After the event ended, the business owners and officials left their seats and mingled at close quarters, including the president’s economic adviser Larry Kudlow, who approached one of the business owners, an optometrist from West Virginia, to get free advice about his glasses.

The optometrist, Chris Stansbury, was described simply as a small business owner, but he is also a Republican candidate for the West Virginia House of Delegates. Despite his politics, Stansbury has been urging his clients to take the CDC recommendations on mask-wearing seriously. In a YouTube video recorded two weeks ago he said, “if you do have to be out and about, if you do have essential travel, please go ahead and wear a mask.”

“Even if you feel fine, you could be a carrier of the disease,” Stansbury explained. “Studies have shown that up to 40 percent of people could be carrying this and not even realize it. They could be asymptomatic carriers of the disease. So if you have to go out and about into a public space, please, go ahead and put a mask on.”

The hastily organized White House event, which a limited number of reporters were allowed to attend, also seemed to be part of a new media strategy, intended to give the president an opportunity to cast his response to the crisis as a roaring success without too much scrutiny from the media. Before he took a few questions from reporters, Trump even told the business owners that they were there, in part, to keep the media from being too harsh on him. “I think with you in the room, I have a feeling that they’ll ask me much nicer questions,” Trump said, again speaking the quiet part out loud. “They’ll tone ’em done, right?”

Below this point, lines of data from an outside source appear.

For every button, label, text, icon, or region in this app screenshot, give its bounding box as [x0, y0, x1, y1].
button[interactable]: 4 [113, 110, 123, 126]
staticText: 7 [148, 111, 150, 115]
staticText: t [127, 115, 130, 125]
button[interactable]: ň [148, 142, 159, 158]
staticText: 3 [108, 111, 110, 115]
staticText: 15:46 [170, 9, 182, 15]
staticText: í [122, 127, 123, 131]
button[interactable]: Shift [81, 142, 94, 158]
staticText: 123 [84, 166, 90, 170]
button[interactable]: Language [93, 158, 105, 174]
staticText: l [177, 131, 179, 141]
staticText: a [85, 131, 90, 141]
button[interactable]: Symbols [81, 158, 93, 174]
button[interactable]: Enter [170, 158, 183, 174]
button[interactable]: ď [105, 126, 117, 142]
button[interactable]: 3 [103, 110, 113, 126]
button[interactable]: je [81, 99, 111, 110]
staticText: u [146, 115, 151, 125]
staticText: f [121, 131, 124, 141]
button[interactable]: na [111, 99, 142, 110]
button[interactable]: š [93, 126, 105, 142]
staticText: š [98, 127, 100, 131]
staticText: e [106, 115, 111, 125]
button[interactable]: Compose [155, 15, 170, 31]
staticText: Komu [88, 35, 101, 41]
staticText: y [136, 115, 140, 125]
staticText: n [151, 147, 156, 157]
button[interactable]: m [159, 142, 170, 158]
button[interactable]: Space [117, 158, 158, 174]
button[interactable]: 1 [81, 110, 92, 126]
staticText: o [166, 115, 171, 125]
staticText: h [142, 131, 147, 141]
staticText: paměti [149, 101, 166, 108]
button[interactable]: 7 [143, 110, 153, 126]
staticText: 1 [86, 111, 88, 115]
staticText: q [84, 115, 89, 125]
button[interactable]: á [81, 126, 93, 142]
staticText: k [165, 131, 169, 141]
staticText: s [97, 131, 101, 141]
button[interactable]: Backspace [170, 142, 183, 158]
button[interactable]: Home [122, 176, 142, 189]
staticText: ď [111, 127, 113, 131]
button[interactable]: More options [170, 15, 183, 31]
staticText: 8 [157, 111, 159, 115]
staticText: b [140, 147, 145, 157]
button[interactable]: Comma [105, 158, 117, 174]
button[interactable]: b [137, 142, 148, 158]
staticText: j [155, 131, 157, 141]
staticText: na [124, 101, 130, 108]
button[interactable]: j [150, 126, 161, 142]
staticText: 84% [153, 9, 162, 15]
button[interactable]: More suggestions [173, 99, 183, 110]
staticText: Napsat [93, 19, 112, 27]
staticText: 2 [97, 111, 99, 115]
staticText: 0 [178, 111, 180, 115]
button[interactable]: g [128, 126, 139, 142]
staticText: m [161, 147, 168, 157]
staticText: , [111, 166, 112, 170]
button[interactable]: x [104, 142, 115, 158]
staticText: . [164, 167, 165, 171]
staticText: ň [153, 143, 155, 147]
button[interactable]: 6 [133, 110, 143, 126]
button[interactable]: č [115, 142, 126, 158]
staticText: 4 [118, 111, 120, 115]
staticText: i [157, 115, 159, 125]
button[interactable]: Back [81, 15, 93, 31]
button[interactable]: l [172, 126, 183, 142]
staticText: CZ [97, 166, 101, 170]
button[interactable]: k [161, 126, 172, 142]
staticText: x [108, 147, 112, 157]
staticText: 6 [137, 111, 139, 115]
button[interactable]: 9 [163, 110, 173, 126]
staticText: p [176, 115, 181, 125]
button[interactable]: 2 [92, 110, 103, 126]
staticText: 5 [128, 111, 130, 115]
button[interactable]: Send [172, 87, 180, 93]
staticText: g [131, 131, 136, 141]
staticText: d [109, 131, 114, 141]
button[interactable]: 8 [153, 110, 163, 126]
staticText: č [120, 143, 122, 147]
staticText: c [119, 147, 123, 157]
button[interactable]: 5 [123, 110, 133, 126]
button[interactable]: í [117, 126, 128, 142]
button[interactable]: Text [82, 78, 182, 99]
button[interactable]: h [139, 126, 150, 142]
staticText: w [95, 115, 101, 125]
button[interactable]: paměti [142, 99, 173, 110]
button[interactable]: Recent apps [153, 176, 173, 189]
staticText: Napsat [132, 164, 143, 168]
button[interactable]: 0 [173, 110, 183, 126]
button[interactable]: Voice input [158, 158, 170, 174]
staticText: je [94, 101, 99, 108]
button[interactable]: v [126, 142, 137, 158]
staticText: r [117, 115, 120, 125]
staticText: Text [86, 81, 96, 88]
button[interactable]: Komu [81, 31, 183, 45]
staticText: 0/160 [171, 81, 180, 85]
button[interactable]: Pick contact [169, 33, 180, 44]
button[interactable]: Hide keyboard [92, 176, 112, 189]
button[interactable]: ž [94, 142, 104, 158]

The president then lied, in response to the first question, about his wildly inaccurate prediction on Feb. 26 that coronavirus cases in the U.S. would be “down to close to zero” within days. Trump responded by inventing the entirely false narrative that he had been listening to unnamed “experts” who supposedly told him then that the pandemic virus would have no impact outside China.

In fact, on Feb. 25, the day before the president made that prediction, Nancy Messonnier, a CDC expert on respiratory diseases, told reporters something very different: that her agency expected the novel coronavirus to begin spreading at a community level in the United States and “disruption to everyday life might be severe.”

The president’s decision to poke fun at the man who wore a mask in the White House came just hours after his vice president apparently defied a request from the Mayo Clinic in Minnesota to honor its policy by wearing a mask while visiting doctors and patients there.

As photographs and video circulated of Pence not wearing a mask, unlike everyone else around him, including Dr. Stephen Hahn, the FDA commissioner, the clinic’s Twitter feed reported that the vice president had been informed in advance of Mayo’s policy that every visitor has to wear a mask. (Shortly after it was posted, that tweet was removed from Twitter without explanation.)

After a roundtable discussion with Mayo Clinic doctors and Minnesota’s governor, Tim Walz, during which he was the only one not wearing a mask, Pence even slapped one of the doctors on the back.

Screen-Shot-2020-04-28-at-12.13.32-PM

Vice President Mike Pence slapped a doctor on the back at the Mayo Clinic on Tuesday.

Photo: PBS Newshour, via YouTube

The vice president later told NBC News that since he is “tested for the coronavirus on a regular basis, and everyone who is around me is tested,” he didn’t think it was necessary for him to wear a mask. Apparently the idea that he could have a false negative has not occurred to the man leading the White House coronavirus task force, nor has the concept of using his office to model good behavior for the public.

“I thought it’d be a good opportunity,” Pence added, “for me to be here, to be able to speak to these researchers these incredible healthcare personnel and look them in the eye and say thank you.”

Pence’s explanation outraged many observers who noted that you can still look people “in the eye” while wearing a mask over your mouth and nose to protect them from a virus you might be carrying.

Updated: Wednesday, April 29, 9:45 p.m. PDT
This post was updated with a new headline and to add information about the mask Donald Trump joked about at the White House on Tuesday.